The Stepford Wives
I’ve never actually seen the 1975 film version of
The Stepford Wives (though it is now sitting near the bottom of my GreenCine queue), though the film is so ingrained in modern popular culture I can almost swear that I have. Say the word “Stepford” and everybody nods knowingly, so it probably seemed like a good idea at the time to take the film in a more comedic direction, to push it into the more satirical realm of Ira Levin’s source novel. Yeah, not so much. Whereas the original came out during a specific historical period, during the social upheaval engendered by the rise of feminism as a cultural-political force (among other similar movements), as well as a 70s popular culture revival of an idealized, fantasy version of Eisenhower’s America (i.e.
Happy Days,
Grease, etc.), the new version of
The Stepford Wives supposedly comes out in the more enlightened times of “post-feminism.” (This historical confluence is probably the real reason for the first film’s reputation, since I can not find anyone, except for Ed Gonzalez, who thinks of the first film as “great.”) And like most examples of mass consumerist product designed under the banner of “post-feminism,” it’s a limpid specimen which pays lip service to the ideas of gender equality and anti-sexism, but in reality it has as many thoughts in its head as the titular androids. I was gummed to boredom by the toothless satire, and only the zingers of Paul Rudnick’s one-liners gave the film any life whatsoever.
The film starts promisingly enough with the credit sequence, a montage of “you have to see it to believe it” 50s era clips depicting ridiculous seeming concepts of femininity, domesticity, and technological consumerism run amok. But then the film launches into its dominant conceptual framework with the introduction of Joanna Eberhard, Nicole Kidman’s character (in an uncharacteristically bad performance, at least in my opinion, characterized by shrieking, whispering, and looking incredulous), an all powerful TV network executive unveiling her new fall lineup of crass reality shows, which are all based on an opposition between men and women, with the women in firm control, and the men, well let’s just say were beyond
Stiffed territory here. In the film, the men are uniformly milquetoasts, nerds, and losers (with the exception of the one flamboyantly gay character). This may seem like a neato gender inversion, but of course, the film shoves the main female characters into caricatures of the successful career woman=bad wife/bad mother, if not dour, emasculating harpies, and in a not surprising twist (SPOILERS), it is really a woman (a very crazy woman who once was a brain surgeon and geneticist, and now wants to make the world “perfect”) who is behind the sinister Men’s Association that is replacing the women of Stepford (END SPOILERS). Wait, sinister may be too strong a word, since the Men’s Association is more like an infantile frathouse, though Christopher Walken does his best with what he is given, and as usual, he’s great.

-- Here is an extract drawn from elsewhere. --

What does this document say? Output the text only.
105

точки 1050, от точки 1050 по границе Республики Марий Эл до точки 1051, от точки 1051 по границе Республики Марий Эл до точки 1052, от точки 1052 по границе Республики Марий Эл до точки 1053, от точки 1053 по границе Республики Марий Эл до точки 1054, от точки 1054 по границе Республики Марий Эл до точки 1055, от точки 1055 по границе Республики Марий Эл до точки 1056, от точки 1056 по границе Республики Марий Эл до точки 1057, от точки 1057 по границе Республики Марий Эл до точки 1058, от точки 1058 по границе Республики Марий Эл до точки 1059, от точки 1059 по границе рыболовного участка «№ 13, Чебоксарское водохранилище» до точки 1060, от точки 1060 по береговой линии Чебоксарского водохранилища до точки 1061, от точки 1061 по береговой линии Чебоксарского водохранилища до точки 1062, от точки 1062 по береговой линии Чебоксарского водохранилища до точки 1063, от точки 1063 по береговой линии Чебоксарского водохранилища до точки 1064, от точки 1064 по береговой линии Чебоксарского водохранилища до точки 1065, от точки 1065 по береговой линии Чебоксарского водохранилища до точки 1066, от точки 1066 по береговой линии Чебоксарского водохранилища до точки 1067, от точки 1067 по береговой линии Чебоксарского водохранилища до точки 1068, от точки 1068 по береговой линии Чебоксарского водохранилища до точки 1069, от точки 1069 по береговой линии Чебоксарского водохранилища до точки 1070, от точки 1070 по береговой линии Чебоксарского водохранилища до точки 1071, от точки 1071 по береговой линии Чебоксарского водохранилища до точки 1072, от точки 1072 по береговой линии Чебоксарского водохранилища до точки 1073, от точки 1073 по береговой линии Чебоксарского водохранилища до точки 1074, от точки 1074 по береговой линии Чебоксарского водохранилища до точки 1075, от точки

Pretty much the majority of the movie consists of watching the nonconformists of Stepford, all dyed in the wool Manhattanites, whose grousing about suburban life provides many of the film’s best jokes, slowly succumb to their partner’s machinations. However, the film does little with it’s “1950s as nightmare” premise other than gawk. Presumably, the threat of returning to some kind of weird, 1950s inspired fantasy is so far removed and incongruous from the average spectator’s experience, that simply pointing the camera at several doll-like women in floral dresses and floppy hats constitutes “satire.” You almost wish the filmmakers had had the guts to update the fantasy from the 1950s to something more contemporary and uncomfortable, and you could occasionally tell that the filmmakers were trying to go in that direction. For example, a couple of sights gags about the ubiquity of identical SUVs in Stepford, but that would be too biting. It’s much easier to simply laugh at something the average viewer is already programmed to interpret ironically.
It’s actually the last 30 minutes or so which completely torpedoes the movie. After playing one key sequence entirely straight and melodramatic, the film recreates what even I know to be the final scene of the original movie, before launching onto a clearly tacked on conclusion which involves setting everything right, redeeming Matthew Broderick’s character, and revealing the mysteries of Stepford through pages of endless exposition delivered by an over the top Glen Close. Other than one jolt, and one cool image, this ending is completely ridiculous, and let’s everyone off the hook while delivering the message that “perfection” is not everything, and that men could stand to be more, well manly, and women, more feminine. Yes, let’s compromise and everything will be just great! Kidman even remains a blonde at the end of the movie, though she compromises and keeps her same hair style. Yeah compromise! It's so easy. And the film tops it all off with the men of Stepford’s punishment (at least in a stereotypical case): feminization. Blech.